Não se recorda da carta em referência e no tempo em que era
jornalista recebia com frequência cartas de estudantes referindo
problemas universitários, admitindo, por isso, que esta seja uma
dessas.————————————————————————————–
E mais não respondeu. Lidas as perguntas que lhe foram feitas e
as respostas por si dadas, as achou conformes, ratifica e vai
assinar.———————————————–
Para constar se lavrou o presente auto, que vai ser também
assinado pelo Excelentíssimo Inspector e por agente, que o
dactilografei e revi.————————–”
A inquirição reforça a ideia de que é muito frágil a
informação policial. A menos que se trate de um esquema preparado
para me fazer ganhar confiança e depois me confrontar com uma
acusação realmente séria?
Para o fim da tarde, nova substituição de agente. A
que entra é mais velha e aparenta origem mais humilde. Diz-me, logo
à chegada, não pertencer aos serviços de investigação, mas aos
administrativos, tendo sido chamada por excesso de trabalho das
agentes do sector. Será ela a acompanhar-me a Caxias. Tendo ouvido
dizer que eu mal tocara no almoço e antevendo a possibilidade de
chegarmos a Caxias já passada a hora de jantar, no Cais do Sodré
manda parar a carrinha, sai e ao voltar estende-me um bolo de arroz.

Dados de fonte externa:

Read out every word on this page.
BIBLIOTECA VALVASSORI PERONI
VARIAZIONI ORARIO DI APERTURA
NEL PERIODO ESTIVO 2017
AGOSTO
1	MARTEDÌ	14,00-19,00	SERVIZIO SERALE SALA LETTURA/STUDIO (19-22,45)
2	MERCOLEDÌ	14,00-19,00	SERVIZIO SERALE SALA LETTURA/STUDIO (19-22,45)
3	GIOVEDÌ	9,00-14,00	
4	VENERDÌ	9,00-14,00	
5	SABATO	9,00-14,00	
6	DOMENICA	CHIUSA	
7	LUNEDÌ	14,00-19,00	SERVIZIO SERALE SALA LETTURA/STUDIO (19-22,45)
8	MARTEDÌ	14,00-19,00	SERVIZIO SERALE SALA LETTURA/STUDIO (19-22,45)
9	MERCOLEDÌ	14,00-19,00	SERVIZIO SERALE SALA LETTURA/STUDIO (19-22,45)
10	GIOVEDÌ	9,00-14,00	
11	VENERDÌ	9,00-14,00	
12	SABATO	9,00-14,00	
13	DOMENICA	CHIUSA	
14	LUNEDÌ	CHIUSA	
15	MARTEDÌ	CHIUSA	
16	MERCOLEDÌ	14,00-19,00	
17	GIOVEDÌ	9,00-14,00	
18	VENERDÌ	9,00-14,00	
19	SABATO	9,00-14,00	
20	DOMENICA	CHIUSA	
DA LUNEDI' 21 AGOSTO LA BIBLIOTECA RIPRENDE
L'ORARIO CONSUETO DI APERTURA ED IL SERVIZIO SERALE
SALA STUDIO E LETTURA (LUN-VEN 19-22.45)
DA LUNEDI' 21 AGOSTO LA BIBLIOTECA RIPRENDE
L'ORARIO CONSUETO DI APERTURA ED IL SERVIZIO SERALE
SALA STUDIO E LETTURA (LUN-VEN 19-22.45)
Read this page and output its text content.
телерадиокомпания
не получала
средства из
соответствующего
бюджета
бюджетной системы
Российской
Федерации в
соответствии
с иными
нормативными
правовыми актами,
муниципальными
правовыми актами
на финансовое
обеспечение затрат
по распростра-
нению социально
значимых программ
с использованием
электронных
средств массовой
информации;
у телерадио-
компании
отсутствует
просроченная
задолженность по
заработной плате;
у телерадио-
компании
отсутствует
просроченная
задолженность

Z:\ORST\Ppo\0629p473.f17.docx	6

Será o velho truque do pide mau e do pide bom, ou contradições no
seio da polícia? Recordo Álvaro de Campos e como o bolo, rejeitando
a metafísica.
Chegamos a Caxias. Habituada a entrar para o
parlatório, como visita, vou desta vez subir os dois andares até às
celas de isolamento – e, também, ao pavilhão das mulheres.
Logo à entrada, sou saudada pelo chefe Palma. As
primeiras palavras são surpreendentes: “Também está cá? E agora quem
é que visita o Alexandre?” ”Terá de pôr a pergunta ao major Silva
Pais”, respondo. Mas já a agente que me acompanha o insta a
servir-me o jantar. A discussão que se estabelece insinua
contradições entre a polícia política e os guardas prisionais, com o
chefe Palma a sublinhar que na António Maria Cardoso conhecem os
horários de Caxias e deviam, por isso, prestar mais atenção à hora
de envio dos detidos. Mas a agente não desiste e deixa-me com uma
garantia: “Esteja descansada que lhe vão servir o jantar.”
Subo finamente as escadas, acompanhada pelo chefe
Palma e um guarda prisional. Deposito, numa mesa colocada no
corredor, a mala de mão, o relógio, os óculos. No bloco que me
estendem para anotar o meu espólio, vejo, em decalque, a letra e a
assinatura da Zé. Alguém escreveu: “Quarto 62, 2º Dtº Frente”. A mim
destinam-me o Quarto 60, 2º Dtº Frente. Óptimo, somos vizinhas,
poderemos talvez comunicar. Levanto a voz, na esperança de que me
oiça.
Entro na cela: do lado esquerdo, uma cama de ferro,
uma mesa de pedra presa à parede, uma cadeira; do lado direito um
armário e a casa de banho. Ao fundo, a janela, de grades duplas.
Nada que se compare ao exíguo espaço dos curros do Aljube, onde
passaram diversos amigos meus.
A guarda traz-me a roupa da cama, encardida e áspera.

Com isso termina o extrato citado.